The pluggable architecture is partially implemented. Phase 1 (protocols and adapters) and Phase 2 (presets and registry) are complete. Phase 3 (workflow builder) is planned. The legacy monolithic graph API (create_truthfulness_graph) still works but the pluggable system is the recommended approach going forward.

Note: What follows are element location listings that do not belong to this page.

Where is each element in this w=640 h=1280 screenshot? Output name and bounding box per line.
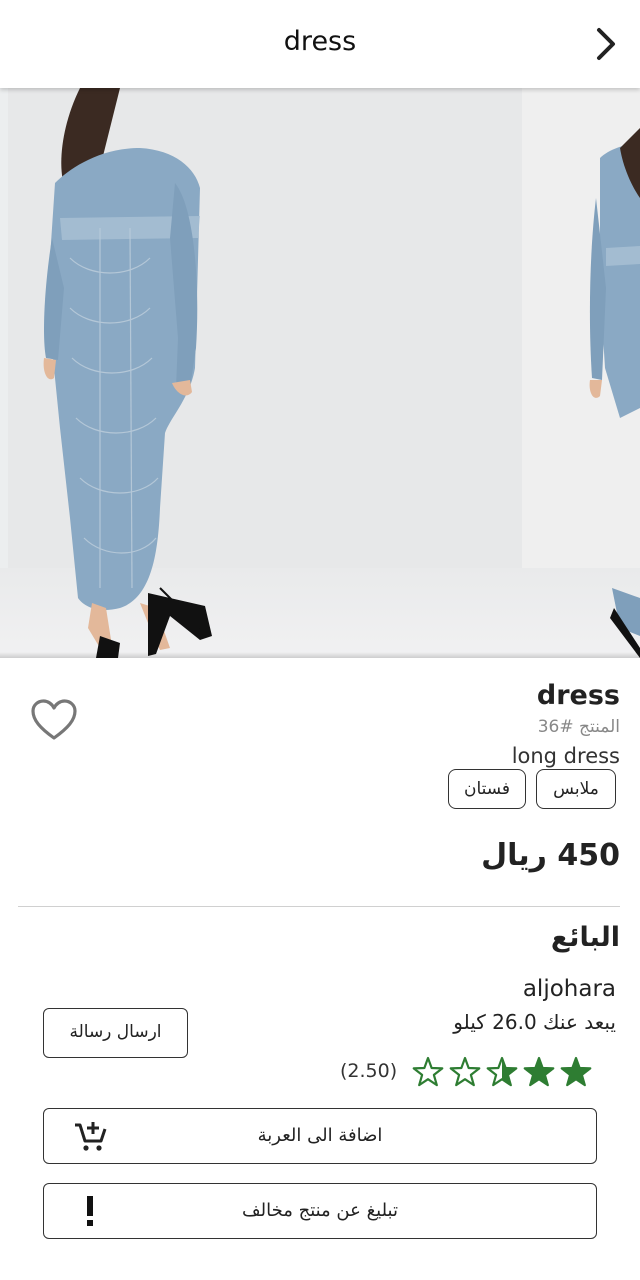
report-product-label: تبليغ عن منتج مخالف [241,1200,398,1221]
seller-heading: البائع [550,922,620,953]
product-image-carousel[interactable] [0,88,640,658]
star-icon [412,1056,444,1087]
add-to-cart-label: اضافة الى العربة [257,1125,383,1146]
star-icon [560,1056,592,1087]
seller-rating: (2.50) [340,1055,594,1091]
dress-photo [43,88,640,658]
heart-icon[interactable] [30,698,78,742]
seller-name[interactable]: aljohara [523,976,616,1002]
product-name: dress [536,680,620,711]
send-message-button[interactable]: ارسال رسالة [43,1008,188,1058]
divider [18,906,620,907]
page-title: dress [283,26,357,57]
chevron-right-icon[interactable] [594,26,618,62]
tag-dress[interactable]: فستان [448,769,526,809]
star-icon [523,1056,555,1087]
star-icon [449,1056,481,1087]
seller-distance: يبعد عنك 26.0 كيلو [453,1010,616,1034]
product-description: long dress [511,744,620,768]
add-to-cart-button[interactable]: اضافة الى العربة [43,1108,597,1164]
app-bar: dress [0,0,640,88]
rating-value: (2.50) [340,1060,398,1082]
tag-clothes[interactable]: ملابس [536,769,616,809]
product-price: 450 ريال [481,838,620,873]
rating-stars [412,1056,592,1087]
product-id: المنتج #36 [537,717,620,737]
report-product-button[interactable]: تبليغ عن منتج مخالف [43,1183,597,1239]
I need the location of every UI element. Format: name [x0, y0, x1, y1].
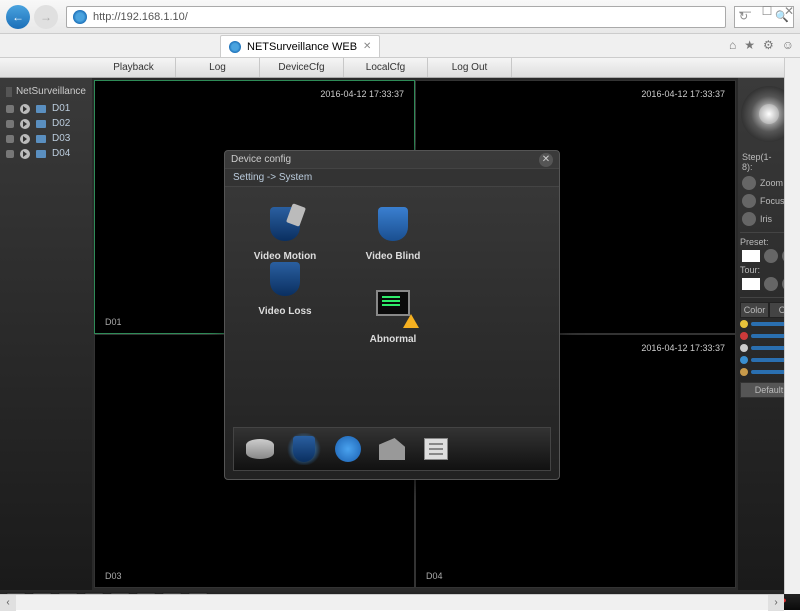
- close-window-button[interactable]: ✕: [782, 4, 796, 18]
- channel-row-d04[interactable]: D04: [0, 146, 92, 161]
- forward-button[interactable]: →: [34, 5, 58, 29]
- zoom-in-button[interactable]: [742, 176, 756, 190]
- contrast-icon: [740, 332, 748, 340]
- scroll-right-button[interactable]: ›: [768, 595, 784, 611]
- scroll-left-button[interactable]: ‹: [0, 595, 16, 611]
- ie-icon: [73, 10, 87, 24]
- saturation-icon: [740, 344, 748, 352]
- menu-log[interactable]: Log: [176, 58, 260, 77]
- modal-title-text: Device config: [231, 154, 291, 165]
- modal-tab-alarm[interactable]: [286, 433, 322, 465]
- horizontal-scrollbar[interactable]: ‹ ›: [0, 594, 784, 610]
- preset-input[interactable]: [742, 250, 760, 262]
- tour-play[interactable]: [764, 277, 778, 291]
- browser-tab[interactable]: NETSurveillance WEB ✕: [220, 35, 380, 57]
- abnormal-label: Abnormal: [339, 334, 447, 345]
- menu-localcfg[interactable]: LocalCfg: [344, 58, 428, 77]
- tab-close-icon[interactable]: ✕: [363, 41, 371, 52]
- hue-icon: [740, 356, 748, 364]
- brightness-icon: [740, 320, 748, 328]
- app-menu-bar: Playback Log DeviceCfg LocalCfg Log Out: [0, 58, 800, 78]
- modal-close-button[interactable]: ✕: [539, 153, 553, 167]
- address-bar[interactable]: http://192.168.1.10/: [66, 6, 726, 28]
- device-config-modal: Device config ✕ Setting -> System Video …: [224, 150, 560, 480]
- cell-label: D04: [426, 571, 443, 581]
- home-icon[interactable]: ⌂: [729, 38, 736, 52]
- tab-ie-icon: [229, 41, 241, 53]
- focus-button[interactable]: [742, 194, 756, 208]
- abnormal-item[interactable]: Abnormal: [339, 290, 447, 345]
- video-loss-label: Video Loss: [231, 306, 339, 317]
- video-blind-item[interactable]: Video Blind: [339, 207, 447, 262]
- modal-tab-system[interactable]: [330, 433, 366, 465]
- iris-button[interactable]: [742, 212, 756, 226]
- timestamp: 2016-04-12 17:33:37: [320, 89, 404, 99]
- modal-category-tabs: [233, 427, 551, 471]
- vertical-scrollbar[interactable]: [784, 58, 800, 594]
- modal-breadcrumb: Setting -> System: [225, 169, 559, 187]
- modal-tab-info[interactable]: [418, 433, 454, 465]
- channel-row-d01[interactable]: D01: [0, 101, 92, 116]
- minimize-button[interactable]: —: [738, 4, 752, 18]
- tour-input[interactable]: [742, 278, 760, 290]
- favorites-icon[interactable]: ★: [744, 38, 755, 52]
- modal-tab-storage[interactable]: [242, 433, 278, 465]
- modal-tab-tools[interactable]: [374, 433, 410, 465]
- timestamp: 2016-04-12 17:33:37: [641, 89, 725, 99]
- sharpness-icon: [740, 368, 748, 376]
- video-blind-label: Video Blind: [339, 251, 447, 262]
- cell-label: D01: [105, 317, 122, 327]
- timestamp: 2016-04-12 17:33:37: [641, 343, 725, 353]
- channel-row-d03[interactable]: D03: [0, 131, 92, 146]
- preset-add[interactable]: [764, 249, 778, 263]
- video-motion-item[interactable]: Video Motion: [231, 207, 339, 262]
- menu-devicecfg[interactable]: DeviceCfg: [260, 58, 344, 77]
- back-button[interactable]: ←: [6, 5, 30, 29]
- channel-sidebar: NetSurveillance D01 D02 D03 D04: [0, 78, 92, 590]
- video-loss-item[interactable]: Video Loss: [231, 262, 339, 345]
- settings-gear-icon[interactable]: ⚙: [763, 38, 774, 52]
- tab-title: NETSurveillance WEB: [247, 41, 357, 53]
- channel-row-d02[interactable]: D02: [0, 116, 92, 131]
- step-label: Step(1-8):: [742, 152, 781, 172]
- url-text: http://192.168.1.10/: [93, 11, 188, 23]
- video-motion-label: Video Motion: [231, 251, 339, 262]
- feedback-icon[interactable]: ☺: [782, 38, 794, 52]
- sidebar-title: NetSurveillance: [0, 82, 92, 101]
- tab-color[interactable]: Color: [740, 302, 769, 318]
- cell-label: D03: [105, 571, 122, 581]
- maximize-button[interactable]: ☐: [760, 4, 774, 18]
- menu-logout[interactable]: Log Out: [428, 58, 512, 77]
- menu-playback[interactable]: Playback: [92, 58, 176, 77]
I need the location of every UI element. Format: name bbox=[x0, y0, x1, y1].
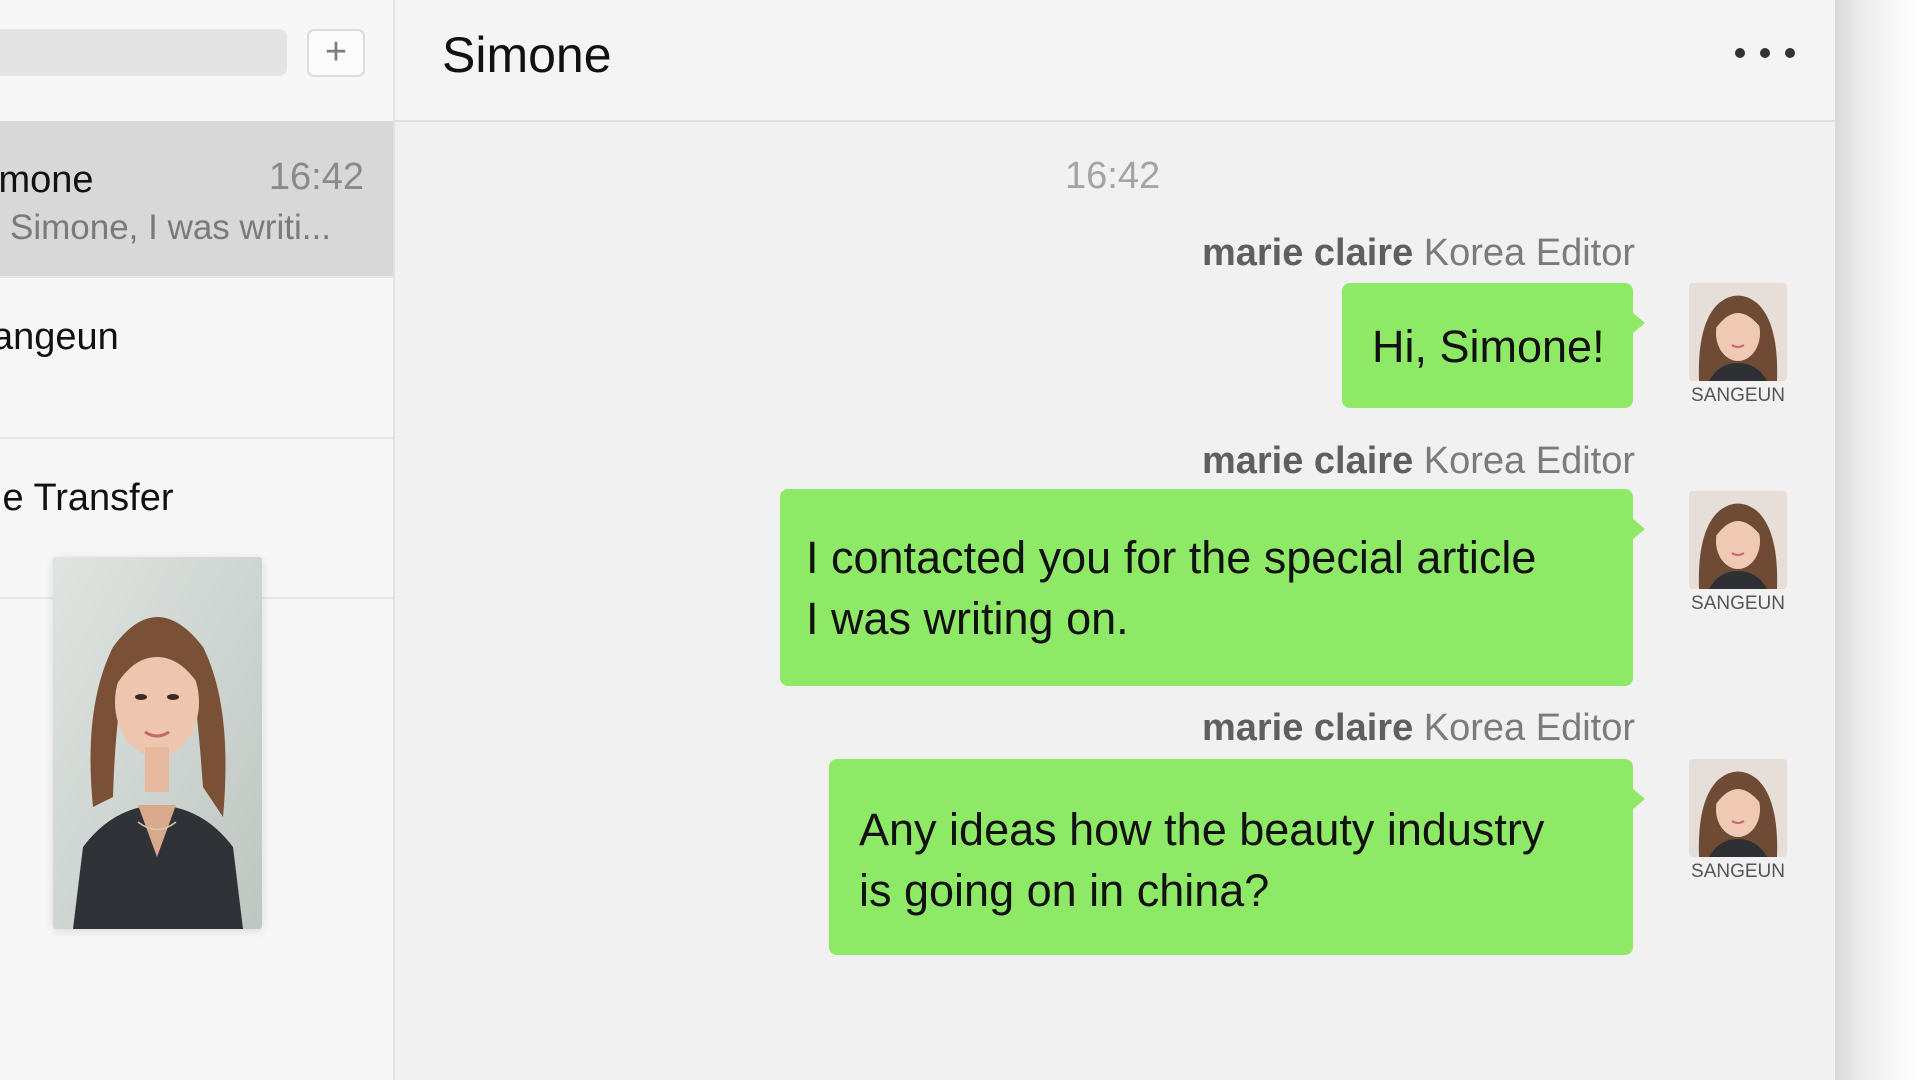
sender-avatar[interactable] bbox=[1689, 283, 1787, 381]
conversation-panel: Simone 16:42 marie claire Korea Editor H… bbox=[395, 0, 1835, 1080]
chat-item-preview: Simone, I was writi... bbox=[10, 208, 331, 247]
chat-item-sangeun[interactable]: angeun bbox=[0, 278, 393, 439]
message-bubble[interactable]: Hi, Simone! bbox=[1342, 283, 1645, 408]
more-icon-dot bbox=[1785, 48, 1795, 58]
more-icon-dot bbox=[1760, 48, 1770, 58]
message-text: Hi, Simone! bbox=[1372, 321, 1605, 372]
message-text-line: Any ideas how the beauty industry bbox=[859, 804, 1545, 855]
chat-item-simone[interactable]: imone 16:42 Simone, I was writi... bbox=[0, 121, 393, 278]
chat-item-time: 16:42 bbox=[268, 156, 364, 198]
video-call-thumbnail[interactable] bbox=[53, 557, 262, 929]
message-text-line: is going on in china? bbox=[859, 865, 1270, 916]
conversation-header: Simone bbox=[395, 0, 1835, 122]
sender-brand: marie claire bbox=[1201, 232, 1414, 274]
sender-role: Korea Editor bbox=[1413, 707, 1635, 749]
sender-brand: marie claire bbox=[1201, 707, 1414, 749]
sender-brand: marie claire bbox=[1201, 440, 1414, 482]
message-sender: marie claire Korea Editor bbox=[1202, 707, 1635, 750]
sender-role: Korea Editor bbox=[1413, 440, 1635, 482]
conversation-title: Simone bbox=[442, 27, 612, 83]
more-icon bbox=[1735, 48, 1745, 58]
sender-avatar[interactable] bbox=[1689, 759, 1787, 857]
search-input[interactable] bbox=[0, 29, 287, 76]
sender-role: Korea Editor bbox=[1413, 232, 1635, 274]
message-sender: marie claire Korea Editor bbox=[1202, 440, 1635, 483]
message-text-line: I was writing on. bbox=[806, 593, 1129, 644]
avatar-photo bbox=[1689, 491, 1787, 589]
sender-avatar[interactable] bbox=[1689, 491, 1787, 589]
chat-list-sidebar: + imone 16:42 Simone, I was writi... ang… bbox=[0, 0, 395, 1080]
chat-item-name: imone bbox=[0, 159, 94, 201]
chat-item-name: le Transfer bbox=[0, 477, 174, 519]
message-bubble[interactable]: Any ideas how the beauty industry is goi… bbox=[829, 759, 1645, 955]
more-options-button[interactable] bbox=[1735, 38, 1795, 68]
chat-item-name: angeun bbox=[0, 316, 119, 358]
message-bubble[interactable]: I contacted you for the special article … bbox=[780, 489, 1645, 686]
window-shadow-area bbox=[1835, 0, 1920, 1080]
avatar-label: SANGEUN bbox=[1691, 385, 1785, 406]
message-sender: marie claire Korea Editor bbox=[1202, 232, 1635, 275]
message-timestamp: 16:42 bbox=[1065, 155, 1161, 197]
avatar-label: SANGEUN bbox=[1691, 593, 1785, 614]
avatar-photo bbox=[1689, 283, 1787, 381]
avatar-photo bbox=[1689, 759, 1787, 857]
person-photo bbox=[53, 557, 262, 929]
avatar-label: SANGEUN bbox=[1691, 861, 1785, 882]
message-text-line: I contacted you for the special article bbox=[806, 532, 1537, 583]
add-chat-button[interactable]: + bbox=[307, 29, 365, 77]
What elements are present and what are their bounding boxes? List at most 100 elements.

Key Architectural Patterns

Lazy LLM Initialization

LLM instances are created lazily via @property decorators to avoid initialization overhead when models aren't used:

@property
def llm(self):
    if self._llm is None:
        self._llm = create_chat_model(self.model_name)
    return self._llm

Structured Outputs

All LLM chains use .with_structured_output() to return Pydantic models directly, eliminating brittle JSON parsing:

chain = prompt | llm.with_structured_output(ClaimExtractionOutput)

Centralized LLM Factory

The core.llm.create_chat_model() factory abstracts provider differences (OpenAI, Anthropic) and handles model routing, API key management, and configuration:

from truthfulness_evaluator.llm.factory import create_chat_model

llm = create_chat_model("gpt-4o")  # Returns ChatOpenAI instance
llm = create_chat_model("claude-sonnet-4-5")  # Returns ChatAnthropic instance

Checkpointing and Resumption

LangGraph workflows use MemorySaver for state persistence, enabling interruption and resumption:

from langgraph.checkpoint.memory import MemorySaver

checkpointer = MemorySaver()
graph = create_truthfulness_graph(config, checkpointer=checkpointer)

# Resume from checkpoint
state = graph.get_state(config)
graph.invoke(None, config)

Testing Strategy

  • Unit tests for models, adapters, chains, and tools
  • Protocol compliance tests verify adapters satisfy protocol interfaces
  • Integration tests (planned) for end-to-end workflows with real LLM API calls
  • Pytest fixtures for reusable test data and mock objects
  • Asyncio mode auto-enabled via pytest-asyncio

Future Directions

  • WorkflowBuilder implementation for programmatic workflow construction
  • Additional presets for scientific verification, API validation, and git history analysis
  • Legacy code removal once pluggable workflows are fully adopted
  • Plugin system via entry points for third-party workflow contributions
  • Performance optimizations including evidence caching and early termination

Contributing Custom Workflows

To create custom workflows, implement the four protocol interfaces (ClaimExtractor, EvidenceGatherer, ClaimVerifier, ReportFormatter), bundle them in a WorkflowConfig, and register via WorkflowRegistry.register(). See Workflows for details.